The first college I went to was Chabot College in Hayward. The campus was beautiful. It had pretty trees and plants and the library was even accessible. I took one English class, which I passed. I also took a P.E. class for students with disabilities. It was cool because I got to lift weights for the first time. I got pretty buffed and I also passed that class. Why would I fail?
The next semester I got really scared commuting to school from Berkeley. My new attendant got stoned before she drove me there and she sped and wove around different traffic lanes. After I fired her, Megan J. went with me and I was taking public transportation, which made me late to class every day. I dropped out because I missed too much of the class and couldn’t pass it.
After that, the agency that was providing my attendants thought that a day program would be a good fit for me because the Regional Center would pay for the program and the agency would not have to pay my attendants while I was there.
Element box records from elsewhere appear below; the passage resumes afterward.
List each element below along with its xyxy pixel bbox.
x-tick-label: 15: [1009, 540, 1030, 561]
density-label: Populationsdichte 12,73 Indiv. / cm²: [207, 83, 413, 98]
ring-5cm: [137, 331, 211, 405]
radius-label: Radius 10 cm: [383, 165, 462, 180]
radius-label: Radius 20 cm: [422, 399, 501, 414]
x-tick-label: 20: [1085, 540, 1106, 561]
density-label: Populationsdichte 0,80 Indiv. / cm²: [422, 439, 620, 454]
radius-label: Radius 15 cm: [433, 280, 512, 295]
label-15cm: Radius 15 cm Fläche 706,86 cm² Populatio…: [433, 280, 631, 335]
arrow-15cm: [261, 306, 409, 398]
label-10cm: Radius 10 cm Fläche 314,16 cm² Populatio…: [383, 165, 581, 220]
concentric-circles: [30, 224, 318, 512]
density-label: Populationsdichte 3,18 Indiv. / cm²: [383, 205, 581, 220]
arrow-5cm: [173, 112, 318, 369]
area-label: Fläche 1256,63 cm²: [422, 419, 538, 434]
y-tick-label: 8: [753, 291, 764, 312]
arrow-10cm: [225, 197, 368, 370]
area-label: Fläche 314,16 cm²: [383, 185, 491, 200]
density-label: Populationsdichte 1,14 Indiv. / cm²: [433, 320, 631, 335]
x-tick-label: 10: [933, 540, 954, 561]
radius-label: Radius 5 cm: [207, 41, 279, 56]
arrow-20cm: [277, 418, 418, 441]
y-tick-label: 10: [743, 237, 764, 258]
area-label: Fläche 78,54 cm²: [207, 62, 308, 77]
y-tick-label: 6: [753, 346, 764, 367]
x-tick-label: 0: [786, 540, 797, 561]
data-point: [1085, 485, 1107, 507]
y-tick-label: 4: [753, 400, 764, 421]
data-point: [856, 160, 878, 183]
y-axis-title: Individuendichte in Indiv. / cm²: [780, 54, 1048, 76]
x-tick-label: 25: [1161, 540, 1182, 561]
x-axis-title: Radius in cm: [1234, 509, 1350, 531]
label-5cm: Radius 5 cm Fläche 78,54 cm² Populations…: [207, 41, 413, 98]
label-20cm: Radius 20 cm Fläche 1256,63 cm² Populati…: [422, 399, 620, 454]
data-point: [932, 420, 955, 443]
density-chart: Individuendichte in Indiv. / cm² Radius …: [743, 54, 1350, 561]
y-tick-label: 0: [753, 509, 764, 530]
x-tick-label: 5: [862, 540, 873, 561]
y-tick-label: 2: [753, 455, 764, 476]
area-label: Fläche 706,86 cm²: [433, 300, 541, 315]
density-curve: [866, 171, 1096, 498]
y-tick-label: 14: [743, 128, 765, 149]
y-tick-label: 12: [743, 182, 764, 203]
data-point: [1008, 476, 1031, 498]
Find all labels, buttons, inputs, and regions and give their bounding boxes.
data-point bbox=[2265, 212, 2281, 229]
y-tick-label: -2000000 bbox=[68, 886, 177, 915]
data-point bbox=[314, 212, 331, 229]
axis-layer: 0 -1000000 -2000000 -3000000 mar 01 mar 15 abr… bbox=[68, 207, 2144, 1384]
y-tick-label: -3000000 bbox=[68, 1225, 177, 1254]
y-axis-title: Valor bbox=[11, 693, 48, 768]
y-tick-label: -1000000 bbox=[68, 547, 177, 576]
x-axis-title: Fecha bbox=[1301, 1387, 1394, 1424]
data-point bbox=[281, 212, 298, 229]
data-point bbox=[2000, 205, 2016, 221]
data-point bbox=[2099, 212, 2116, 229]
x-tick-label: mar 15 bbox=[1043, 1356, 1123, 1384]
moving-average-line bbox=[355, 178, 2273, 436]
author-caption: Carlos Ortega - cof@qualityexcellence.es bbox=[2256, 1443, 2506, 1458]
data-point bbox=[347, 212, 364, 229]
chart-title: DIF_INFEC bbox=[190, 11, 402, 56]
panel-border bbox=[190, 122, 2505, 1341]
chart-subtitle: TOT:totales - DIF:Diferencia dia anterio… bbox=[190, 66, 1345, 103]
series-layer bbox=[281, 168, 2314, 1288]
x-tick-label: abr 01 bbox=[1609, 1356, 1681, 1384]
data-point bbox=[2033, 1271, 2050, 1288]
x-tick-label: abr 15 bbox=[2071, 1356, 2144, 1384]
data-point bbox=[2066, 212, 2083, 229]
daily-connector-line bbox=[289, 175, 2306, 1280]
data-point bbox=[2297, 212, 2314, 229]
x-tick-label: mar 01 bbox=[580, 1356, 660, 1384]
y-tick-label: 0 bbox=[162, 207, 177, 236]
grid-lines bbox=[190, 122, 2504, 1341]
So I went to the CP Center. I thought it was cool at first, because everybody had the same disability. That wasn’t enough to make a good experience. Cerebral palsy is such a broad label for people with different cognitive levels and physical abilities that there were some people who seemed to be asleep in their wheelchairs all day and others who were as intelligent as me, and some who could walk and talk. The classes were geared toward people with developmental disabilities and I felt lost. I started acting out by texting and listening to music on my device without headphones in class. That was my way of telling them I was unhappy there. Elvis, my ex, was there, and listening to music was also a way of drowning out his voice in my head.
I was finally able to talk to my therapist, my parents, the agency, and the counselor at the CP Center and tell them that I was unhappy there and I wanted to quit. So I made the smart decision to go back to college.
I’m now at the College of Alameda, taking Communication. It is close to my house, has a pretty campus, and I’m getting better support from the Disabled Students Services and my attendant. I’m much happier there because everybody has the same goal as me: a college degree. The class is interesting and the teacher actually teaches.
My dream is to graduate someday but right now I take it one day at a time.